Bishop Leahy said that the priority now is to make the process of resuming public celebrations as safe as possible for people. “Each of us must play our part in caring for each other. Each person attending Mass needs to be conscious of their personal responsibility, not only for their own health and safety but also the health and safety of their fellow Mass goers. We are all individually and mutually accountable.”
He continued: “The new normal is going to take getting used to. We have to be prepared for new routines, new arrangements in our churches and even misunderstandings. We’ll find ourselves sitting apart, many wearing masks, the priest and Eucharistic Ministers wearing a mask for the distribution of Holy Communion. Churches will be implementing a one-way system of entry and exit to avoid, as far as possible, people meeting face to face.
“There’ll be stewards directing people to a specific seat and directing them to receive Holy Communion and again when leaving the Church. Great patience, forbearance and co-operation will be needed. For instance, we currently have a clear maximum limit of 50 people in a Church with 2 metre social distancing.
“This might mean, someone will arrive for Mass and the church will be full. That person may have to wait outside and listen to the loudspeaker or may have to return home and follow a Mass by webcam.”

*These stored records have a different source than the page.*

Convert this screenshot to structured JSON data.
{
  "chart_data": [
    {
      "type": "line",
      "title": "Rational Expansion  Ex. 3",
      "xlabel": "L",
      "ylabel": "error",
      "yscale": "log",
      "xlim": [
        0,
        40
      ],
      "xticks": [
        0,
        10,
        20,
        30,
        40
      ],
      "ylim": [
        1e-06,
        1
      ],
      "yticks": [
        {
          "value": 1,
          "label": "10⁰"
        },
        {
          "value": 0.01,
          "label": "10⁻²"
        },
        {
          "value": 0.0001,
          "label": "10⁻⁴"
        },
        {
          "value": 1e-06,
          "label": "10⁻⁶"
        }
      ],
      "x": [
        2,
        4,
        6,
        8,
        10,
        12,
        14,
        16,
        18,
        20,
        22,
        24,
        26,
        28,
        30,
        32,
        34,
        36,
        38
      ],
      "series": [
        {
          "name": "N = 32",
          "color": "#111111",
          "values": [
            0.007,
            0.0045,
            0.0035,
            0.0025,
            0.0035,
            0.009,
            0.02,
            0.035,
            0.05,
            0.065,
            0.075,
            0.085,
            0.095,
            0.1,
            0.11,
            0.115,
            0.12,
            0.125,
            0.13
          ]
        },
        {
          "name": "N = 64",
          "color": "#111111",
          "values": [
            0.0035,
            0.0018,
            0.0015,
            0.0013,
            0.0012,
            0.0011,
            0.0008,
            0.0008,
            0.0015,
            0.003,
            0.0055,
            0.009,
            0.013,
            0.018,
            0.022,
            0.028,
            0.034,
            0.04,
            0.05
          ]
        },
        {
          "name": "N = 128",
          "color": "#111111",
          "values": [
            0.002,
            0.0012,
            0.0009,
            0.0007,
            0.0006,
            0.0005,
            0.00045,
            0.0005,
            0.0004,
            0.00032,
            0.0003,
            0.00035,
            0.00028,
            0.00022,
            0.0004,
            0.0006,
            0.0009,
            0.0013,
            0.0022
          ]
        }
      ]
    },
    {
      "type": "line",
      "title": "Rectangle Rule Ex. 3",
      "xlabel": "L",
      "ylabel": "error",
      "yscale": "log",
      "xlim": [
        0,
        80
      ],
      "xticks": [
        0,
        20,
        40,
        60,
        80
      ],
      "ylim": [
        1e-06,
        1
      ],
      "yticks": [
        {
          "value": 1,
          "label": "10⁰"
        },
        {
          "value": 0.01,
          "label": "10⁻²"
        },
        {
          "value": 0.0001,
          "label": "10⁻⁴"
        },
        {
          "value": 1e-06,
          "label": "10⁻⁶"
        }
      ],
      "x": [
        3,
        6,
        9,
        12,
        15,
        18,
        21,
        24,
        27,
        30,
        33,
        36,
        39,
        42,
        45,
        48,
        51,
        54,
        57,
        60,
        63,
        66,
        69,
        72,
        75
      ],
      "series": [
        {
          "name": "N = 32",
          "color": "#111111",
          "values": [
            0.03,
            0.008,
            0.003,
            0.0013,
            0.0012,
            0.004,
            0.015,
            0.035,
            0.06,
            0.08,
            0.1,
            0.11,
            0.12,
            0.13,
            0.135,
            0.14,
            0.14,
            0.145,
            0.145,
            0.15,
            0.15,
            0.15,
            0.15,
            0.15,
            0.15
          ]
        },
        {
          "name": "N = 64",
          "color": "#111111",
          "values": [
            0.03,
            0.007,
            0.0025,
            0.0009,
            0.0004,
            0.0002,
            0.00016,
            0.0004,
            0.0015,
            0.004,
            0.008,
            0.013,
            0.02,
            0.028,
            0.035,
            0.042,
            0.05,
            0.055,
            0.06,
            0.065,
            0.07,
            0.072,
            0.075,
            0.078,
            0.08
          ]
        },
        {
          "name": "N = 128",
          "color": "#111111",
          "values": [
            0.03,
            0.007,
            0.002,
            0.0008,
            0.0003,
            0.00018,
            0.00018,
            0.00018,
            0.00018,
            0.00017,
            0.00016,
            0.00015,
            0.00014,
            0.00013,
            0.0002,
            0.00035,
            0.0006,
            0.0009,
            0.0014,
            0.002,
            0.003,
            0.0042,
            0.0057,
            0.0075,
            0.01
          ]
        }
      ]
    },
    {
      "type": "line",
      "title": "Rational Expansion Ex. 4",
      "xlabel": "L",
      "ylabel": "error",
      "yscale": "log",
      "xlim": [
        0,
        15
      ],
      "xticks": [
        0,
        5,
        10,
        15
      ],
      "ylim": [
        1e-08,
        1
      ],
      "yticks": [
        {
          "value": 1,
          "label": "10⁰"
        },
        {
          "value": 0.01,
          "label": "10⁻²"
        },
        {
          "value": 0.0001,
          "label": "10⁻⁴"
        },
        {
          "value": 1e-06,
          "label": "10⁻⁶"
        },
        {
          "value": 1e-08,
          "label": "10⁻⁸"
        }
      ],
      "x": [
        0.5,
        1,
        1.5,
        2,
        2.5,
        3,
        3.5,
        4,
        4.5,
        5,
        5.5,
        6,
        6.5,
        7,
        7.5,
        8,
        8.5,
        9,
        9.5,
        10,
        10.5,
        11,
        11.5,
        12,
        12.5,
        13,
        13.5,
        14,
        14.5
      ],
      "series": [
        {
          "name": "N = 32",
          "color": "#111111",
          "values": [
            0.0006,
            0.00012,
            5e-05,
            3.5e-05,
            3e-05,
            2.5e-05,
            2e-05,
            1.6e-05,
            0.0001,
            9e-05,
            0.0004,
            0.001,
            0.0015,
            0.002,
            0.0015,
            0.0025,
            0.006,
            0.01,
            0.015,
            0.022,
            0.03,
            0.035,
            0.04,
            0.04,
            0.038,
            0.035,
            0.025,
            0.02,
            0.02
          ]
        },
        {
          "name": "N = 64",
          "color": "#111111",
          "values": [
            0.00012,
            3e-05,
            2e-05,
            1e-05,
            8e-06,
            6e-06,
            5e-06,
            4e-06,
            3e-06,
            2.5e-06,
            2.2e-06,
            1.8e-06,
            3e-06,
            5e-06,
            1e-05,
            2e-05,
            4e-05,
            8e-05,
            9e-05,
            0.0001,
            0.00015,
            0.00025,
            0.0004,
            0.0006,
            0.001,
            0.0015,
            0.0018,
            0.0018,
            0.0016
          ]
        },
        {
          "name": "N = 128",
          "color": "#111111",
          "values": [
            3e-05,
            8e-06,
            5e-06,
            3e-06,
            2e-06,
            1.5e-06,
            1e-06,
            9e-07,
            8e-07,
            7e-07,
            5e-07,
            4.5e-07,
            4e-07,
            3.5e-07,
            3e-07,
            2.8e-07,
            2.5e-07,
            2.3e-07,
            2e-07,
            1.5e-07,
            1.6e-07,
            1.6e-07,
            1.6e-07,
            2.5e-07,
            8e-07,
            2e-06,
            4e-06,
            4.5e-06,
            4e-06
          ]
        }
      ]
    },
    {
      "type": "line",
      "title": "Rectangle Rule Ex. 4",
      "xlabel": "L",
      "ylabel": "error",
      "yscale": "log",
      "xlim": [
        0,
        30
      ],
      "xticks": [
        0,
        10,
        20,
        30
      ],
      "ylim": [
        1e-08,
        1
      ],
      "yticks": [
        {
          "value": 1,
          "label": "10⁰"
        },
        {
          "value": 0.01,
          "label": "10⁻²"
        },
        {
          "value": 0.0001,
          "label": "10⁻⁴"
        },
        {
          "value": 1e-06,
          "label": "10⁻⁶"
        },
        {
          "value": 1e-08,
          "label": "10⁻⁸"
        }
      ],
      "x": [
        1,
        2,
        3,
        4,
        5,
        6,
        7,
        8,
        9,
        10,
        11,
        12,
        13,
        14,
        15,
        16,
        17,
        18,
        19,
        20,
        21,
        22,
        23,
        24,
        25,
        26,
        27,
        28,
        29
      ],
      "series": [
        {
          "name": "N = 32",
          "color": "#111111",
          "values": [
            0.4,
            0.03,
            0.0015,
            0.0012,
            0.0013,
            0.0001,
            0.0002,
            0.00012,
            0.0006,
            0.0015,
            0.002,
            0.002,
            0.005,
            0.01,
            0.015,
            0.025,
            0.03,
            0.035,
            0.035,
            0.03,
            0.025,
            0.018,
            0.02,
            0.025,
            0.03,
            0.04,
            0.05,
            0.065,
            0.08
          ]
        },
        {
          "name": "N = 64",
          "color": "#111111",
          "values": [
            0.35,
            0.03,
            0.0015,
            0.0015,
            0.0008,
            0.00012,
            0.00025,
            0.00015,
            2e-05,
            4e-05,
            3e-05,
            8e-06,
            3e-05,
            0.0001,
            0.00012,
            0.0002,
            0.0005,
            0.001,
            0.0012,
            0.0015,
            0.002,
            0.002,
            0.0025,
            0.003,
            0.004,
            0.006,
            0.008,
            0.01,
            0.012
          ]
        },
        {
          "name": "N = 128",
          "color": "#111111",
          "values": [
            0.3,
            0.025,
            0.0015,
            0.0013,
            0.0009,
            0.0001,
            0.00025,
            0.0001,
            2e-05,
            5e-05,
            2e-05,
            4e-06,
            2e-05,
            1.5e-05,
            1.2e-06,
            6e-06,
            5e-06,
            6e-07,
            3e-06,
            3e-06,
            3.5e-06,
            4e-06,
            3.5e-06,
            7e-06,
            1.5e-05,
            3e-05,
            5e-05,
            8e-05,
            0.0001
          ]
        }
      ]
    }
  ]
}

He added: “All this said, the first point is important. This is good news. Let’s be happy about it and thank God this day has come. Let’s remember, however, the Covid-19 menace is still with us. We need to pray that all will go well,” he added.
Meanwhile, Bishop Leahy welcomed the formation of the government but said that the priority must be to look after the most vulnerable in our society.
“I congratulate the members of the new government and assure them of prayers. The responsibility on its members is great. If you input any of the following crises - coronavirus crisis, hospitals crisis, housing crisis, climate crisis, Brexit crisis, mental health crisis and more – into an internet search, you’ll get a fair reflection of the challenge facing this government.
“We wish the government well in working their way through these on our behalf. It is a huge onus and I know they will take it on with great integrity and intent. If I were to hang my hopes on one thing for this government, it would be that, at the end of its term, it would stand tall against the measurement set by Mahatma Ghandi who once stated: ‘A nation's greatness is measured by how it treats its weakest members’. There are far too many vulnerable people in our society today; if this government sees the world also through their eyes, many things will fall into place.”